Three key points after the expected increase in job losses at GE
GE or General Electric is planning more job cuts within their Aviation division. We have analysed the latest news and here are three key points we noted about the future from it
GE has always been a major player within the American Economy. With recent financial struggles due to problems within their financial services and its core power business in 2018. This led to an overhaul in the management of the company. A management that does not want to see the business in trouble again.
Here are key points that we believe we can take out of the most recent job cut publication:
Not lean enough
Even after a massive reduction in headcount of 25% of the business, General Electric believes that they are not lean enough. Anticipating further pressure on revenue, and trying to mitigate it with a reduction in costs for the short to medium term.
It is expected that revenue and profits will be significantly lower than the prior year and to what was expected. The decision then to downscale or rightsize the business further makes perfect sense.

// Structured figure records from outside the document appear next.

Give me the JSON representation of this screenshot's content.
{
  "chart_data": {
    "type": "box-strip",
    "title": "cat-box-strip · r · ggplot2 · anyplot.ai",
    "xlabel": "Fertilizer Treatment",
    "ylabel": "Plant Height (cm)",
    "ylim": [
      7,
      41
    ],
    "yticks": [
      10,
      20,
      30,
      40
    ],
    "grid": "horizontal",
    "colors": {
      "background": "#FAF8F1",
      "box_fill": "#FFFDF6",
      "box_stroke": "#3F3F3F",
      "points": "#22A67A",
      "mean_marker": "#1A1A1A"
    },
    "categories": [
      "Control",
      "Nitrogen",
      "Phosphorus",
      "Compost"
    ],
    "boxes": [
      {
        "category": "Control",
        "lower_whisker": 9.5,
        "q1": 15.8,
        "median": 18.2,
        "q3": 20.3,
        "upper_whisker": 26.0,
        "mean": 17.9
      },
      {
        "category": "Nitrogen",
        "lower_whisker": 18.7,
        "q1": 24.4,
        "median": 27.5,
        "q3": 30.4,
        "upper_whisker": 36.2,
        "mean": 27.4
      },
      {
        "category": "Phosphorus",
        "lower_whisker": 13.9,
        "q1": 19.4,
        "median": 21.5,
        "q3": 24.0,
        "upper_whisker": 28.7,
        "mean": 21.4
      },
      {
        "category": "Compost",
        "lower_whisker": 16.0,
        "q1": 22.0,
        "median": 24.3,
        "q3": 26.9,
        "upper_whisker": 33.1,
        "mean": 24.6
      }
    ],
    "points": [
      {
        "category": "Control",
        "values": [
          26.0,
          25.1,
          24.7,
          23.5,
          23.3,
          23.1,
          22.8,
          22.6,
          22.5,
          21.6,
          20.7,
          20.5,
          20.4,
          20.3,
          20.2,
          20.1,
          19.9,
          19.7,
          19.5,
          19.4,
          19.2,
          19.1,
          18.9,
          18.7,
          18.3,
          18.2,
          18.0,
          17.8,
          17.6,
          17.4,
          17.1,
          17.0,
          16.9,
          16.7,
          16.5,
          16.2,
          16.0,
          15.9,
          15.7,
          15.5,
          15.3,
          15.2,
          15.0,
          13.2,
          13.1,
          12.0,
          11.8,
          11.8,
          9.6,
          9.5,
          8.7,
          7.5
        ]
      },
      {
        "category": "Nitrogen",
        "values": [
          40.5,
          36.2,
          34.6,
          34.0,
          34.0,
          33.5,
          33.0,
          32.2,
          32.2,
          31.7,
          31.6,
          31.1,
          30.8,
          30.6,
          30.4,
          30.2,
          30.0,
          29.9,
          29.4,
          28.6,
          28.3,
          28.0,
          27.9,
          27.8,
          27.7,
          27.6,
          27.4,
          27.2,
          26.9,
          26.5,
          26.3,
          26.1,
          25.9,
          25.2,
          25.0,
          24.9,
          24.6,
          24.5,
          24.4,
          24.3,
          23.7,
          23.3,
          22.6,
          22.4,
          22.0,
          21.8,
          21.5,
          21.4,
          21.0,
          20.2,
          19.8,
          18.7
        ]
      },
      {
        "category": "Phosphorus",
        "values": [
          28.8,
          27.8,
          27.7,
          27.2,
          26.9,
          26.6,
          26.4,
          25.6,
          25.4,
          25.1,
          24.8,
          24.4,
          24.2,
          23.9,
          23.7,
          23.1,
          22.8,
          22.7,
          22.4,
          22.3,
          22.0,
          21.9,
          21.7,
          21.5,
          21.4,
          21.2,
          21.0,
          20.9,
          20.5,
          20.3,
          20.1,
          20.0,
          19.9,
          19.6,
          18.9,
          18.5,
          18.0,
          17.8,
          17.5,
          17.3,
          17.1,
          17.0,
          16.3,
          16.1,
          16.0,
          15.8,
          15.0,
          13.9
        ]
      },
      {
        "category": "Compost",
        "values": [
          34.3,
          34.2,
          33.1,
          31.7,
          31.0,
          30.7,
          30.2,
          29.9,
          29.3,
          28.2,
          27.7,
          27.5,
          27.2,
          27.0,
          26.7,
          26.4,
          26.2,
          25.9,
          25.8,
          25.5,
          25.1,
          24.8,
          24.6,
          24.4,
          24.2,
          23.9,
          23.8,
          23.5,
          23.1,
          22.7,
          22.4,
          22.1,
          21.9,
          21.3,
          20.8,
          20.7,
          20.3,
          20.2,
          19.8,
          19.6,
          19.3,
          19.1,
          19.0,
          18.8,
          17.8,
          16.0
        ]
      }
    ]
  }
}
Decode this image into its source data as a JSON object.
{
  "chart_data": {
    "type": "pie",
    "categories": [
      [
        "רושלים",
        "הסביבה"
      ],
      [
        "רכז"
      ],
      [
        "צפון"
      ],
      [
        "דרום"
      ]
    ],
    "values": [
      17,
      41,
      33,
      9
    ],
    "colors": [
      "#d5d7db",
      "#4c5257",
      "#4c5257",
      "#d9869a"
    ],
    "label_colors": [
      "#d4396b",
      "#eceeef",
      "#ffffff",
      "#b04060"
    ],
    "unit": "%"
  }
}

The Aviation Industry will not spontaneously recover
Even with increased optimism about a vaccine and mostly relaxed rules around travel, the majority of GE’s job cuts would be in their Jet-Engine business. With the Aviation divisions new boss John Slattery indicating that the business unit will need to reduce in size over the next 18 months. Indicating that GE anticipates no real recovery within the industry for the short to medium term.
Faith in Management restored
Investors found the news reassuring, as management is trying to manage the current situation in a way that is beneficial to the overall sustainability and longevity of the entire business.
With GE’s third-quarter results showing a decline in revenue, but also a decline in the loss made compared to the second quarter. This indicates that Management was able to identify the issues and make the hard decisions early enough to ensure overall sustainability.